In 2017 Holden collaborated with his father the ornithologist Peter Holden on the exhibition Natural Selection, commissioned by Artangel. The exhibition explored the sculptural properties of birds nests and the history of oology in Britain, as well as themes of parental influence, ideas of nature and nurture. The exhibition was given a five-star review by The Observer and toured to Leeds Art Gallery, Bristol Museum & Art Gallery, Towner Gallery in Eastbourne and four venues in Scotland and subsequently the films were acquired by the Tate Collection, Bristol Museum and Leeds Art Gallery. The book accompanying the exhibition includes an essay by nature writer Helen MacDonald.

For his contribution to British Art Show 9 (2022), and in his exhibition Full of Days, at The Gallery of Everything (2023), Holden presented a display of paintings by a previously unknown 'outsider' artist who signed her work 'Hermione'. A film that accompanied the paintings featured an animated version of Hermione telling her story and an interpretation of her paintings in relation to her battle with illness. The film also explored the idea of 'the time of the sick', continuing Holden's preoccupation with different experiences of time.

His work The Auguries: Last Call was installed outside Wakefield council buildings in 2023. It consisted of five stone plinths, each with a bronze sculpture on top, shaped as the wave-form of birdsongs. In November 2024 the bronze components of the sculpture were stolen.
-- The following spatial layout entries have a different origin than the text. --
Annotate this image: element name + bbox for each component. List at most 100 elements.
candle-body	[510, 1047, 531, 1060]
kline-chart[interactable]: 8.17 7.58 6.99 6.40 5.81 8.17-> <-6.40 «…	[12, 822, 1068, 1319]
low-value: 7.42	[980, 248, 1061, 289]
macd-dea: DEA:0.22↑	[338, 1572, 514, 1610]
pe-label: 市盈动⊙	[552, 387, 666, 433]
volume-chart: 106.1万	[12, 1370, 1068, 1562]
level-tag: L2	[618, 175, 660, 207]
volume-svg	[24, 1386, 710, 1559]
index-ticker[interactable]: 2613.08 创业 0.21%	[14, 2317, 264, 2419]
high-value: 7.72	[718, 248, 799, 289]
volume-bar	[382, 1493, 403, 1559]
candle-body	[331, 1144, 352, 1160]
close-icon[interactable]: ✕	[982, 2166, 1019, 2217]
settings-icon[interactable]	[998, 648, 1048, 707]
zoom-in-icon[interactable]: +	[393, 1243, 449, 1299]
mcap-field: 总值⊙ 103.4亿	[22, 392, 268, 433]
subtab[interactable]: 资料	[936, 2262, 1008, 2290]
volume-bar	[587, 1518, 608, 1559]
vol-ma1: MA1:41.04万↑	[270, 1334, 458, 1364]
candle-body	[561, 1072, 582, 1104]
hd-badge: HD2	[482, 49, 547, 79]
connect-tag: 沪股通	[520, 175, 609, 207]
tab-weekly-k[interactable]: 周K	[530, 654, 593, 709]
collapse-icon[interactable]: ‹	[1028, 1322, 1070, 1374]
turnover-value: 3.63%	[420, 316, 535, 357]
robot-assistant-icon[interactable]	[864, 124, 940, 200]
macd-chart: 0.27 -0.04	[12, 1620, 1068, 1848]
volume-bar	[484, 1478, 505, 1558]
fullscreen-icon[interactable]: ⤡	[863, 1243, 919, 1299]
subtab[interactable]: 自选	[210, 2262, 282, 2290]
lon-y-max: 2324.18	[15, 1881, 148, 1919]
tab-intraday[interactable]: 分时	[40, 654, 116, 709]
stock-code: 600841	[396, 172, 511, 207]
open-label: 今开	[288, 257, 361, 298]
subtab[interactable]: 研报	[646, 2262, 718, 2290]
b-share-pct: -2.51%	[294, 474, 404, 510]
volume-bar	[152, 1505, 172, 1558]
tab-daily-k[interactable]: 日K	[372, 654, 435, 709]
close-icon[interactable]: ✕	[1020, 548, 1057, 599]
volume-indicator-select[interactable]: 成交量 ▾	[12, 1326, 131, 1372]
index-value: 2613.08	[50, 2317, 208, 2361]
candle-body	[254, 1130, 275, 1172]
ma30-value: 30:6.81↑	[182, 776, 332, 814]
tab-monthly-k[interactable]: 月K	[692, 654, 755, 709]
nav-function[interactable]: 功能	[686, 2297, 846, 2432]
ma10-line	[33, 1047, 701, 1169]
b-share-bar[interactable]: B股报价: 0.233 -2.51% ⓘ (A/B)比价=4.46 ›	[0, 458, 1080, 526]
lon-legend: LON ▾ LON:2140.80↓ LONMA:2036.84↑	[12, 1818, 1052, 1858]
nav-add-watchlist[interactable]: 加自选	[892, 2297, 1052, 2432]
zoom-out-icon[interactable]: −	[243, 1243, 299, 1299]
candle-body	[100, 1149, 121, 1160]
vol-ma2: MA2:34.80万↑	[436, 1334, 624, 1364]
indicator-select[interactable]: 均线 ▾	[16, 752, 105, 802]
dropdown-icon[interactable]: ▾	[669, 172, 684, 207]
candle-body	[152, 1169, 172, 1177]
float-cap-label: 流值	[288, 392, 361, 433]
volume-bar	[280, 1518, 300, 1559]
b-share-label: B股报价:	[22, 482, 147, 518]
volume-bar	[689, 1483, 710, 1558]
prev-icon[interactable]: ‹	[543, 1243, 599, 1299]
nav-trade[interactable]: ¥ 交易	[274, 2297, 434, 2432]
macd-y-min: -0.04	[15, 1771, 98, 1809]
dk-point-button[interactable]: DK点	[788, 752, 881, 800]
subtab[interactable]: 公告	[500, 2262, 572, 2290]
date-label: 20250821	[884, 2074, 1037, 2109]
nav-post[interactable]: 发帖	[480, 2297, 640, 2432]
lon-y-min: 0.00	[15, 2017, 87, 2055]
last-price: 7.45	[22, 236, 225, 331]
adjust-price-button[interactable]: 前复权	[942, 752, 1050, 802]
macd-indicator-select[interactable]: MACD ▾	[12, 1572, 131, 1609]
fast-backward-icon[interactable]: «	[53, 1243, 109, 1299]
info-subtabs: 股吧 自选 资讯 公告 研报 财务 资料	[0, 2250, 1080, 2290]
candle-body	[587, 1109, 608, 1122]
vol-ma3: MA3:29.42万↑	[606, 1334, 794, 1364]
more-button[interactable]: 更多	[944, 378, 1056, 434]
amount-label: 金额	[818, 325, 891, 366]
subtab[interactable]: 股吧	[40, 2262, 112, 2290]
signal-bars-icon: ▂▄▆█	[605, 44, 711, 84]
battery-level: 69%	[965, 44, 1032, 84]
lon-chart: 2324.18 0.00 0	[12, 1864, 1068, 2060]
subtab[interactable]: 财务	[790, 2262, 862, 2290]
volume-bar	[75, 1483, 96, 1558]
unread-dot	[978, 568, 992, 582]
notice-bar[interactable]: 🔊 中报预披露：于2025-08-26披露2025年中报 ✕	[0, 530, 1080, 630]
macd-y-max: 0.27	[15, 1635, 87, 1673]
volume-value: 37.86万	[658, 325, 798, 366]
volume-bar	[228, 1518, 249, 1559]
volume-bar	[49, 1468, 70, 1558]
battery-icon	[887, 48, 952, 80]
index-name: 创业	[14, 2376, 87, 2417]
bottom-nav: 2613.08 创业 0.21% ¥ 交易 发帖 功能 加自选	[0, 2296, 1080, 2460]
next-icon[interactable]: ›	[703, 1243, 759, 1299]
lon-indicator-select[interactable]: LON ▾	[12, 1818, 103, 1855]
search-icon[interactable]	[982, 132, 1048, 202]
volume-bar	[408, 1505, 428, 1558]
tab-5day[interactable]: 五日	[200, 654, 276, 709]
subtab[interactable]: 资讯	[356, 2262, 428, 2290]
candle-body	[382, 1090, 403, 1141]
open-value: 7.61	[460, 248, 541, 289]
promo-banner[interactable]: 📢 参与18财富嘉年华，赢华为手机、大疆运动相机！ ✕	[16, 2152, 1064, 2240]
Holden occasionally works in other genres and explores the overlaps of art into other areas. He has released a number of records with his band, The Grubby Mitts, which were played on BBC 6Music. In 2012, Holden adapted David Foster Wallace's Brief Interviews with Hideous Men for stage, performed at the Institute of Contemporary Arts, in London. In 2020 Holden curated the first retrospective of the artwork of alternative comedian Simon Munnery. Holden previously curated the first edition (2010) of Wysing Arts Centre's annual music festival, focusing on artist's music projects. In 2021 Slimvolume published a book of interviews with Holden under the title, Collected Free Labour.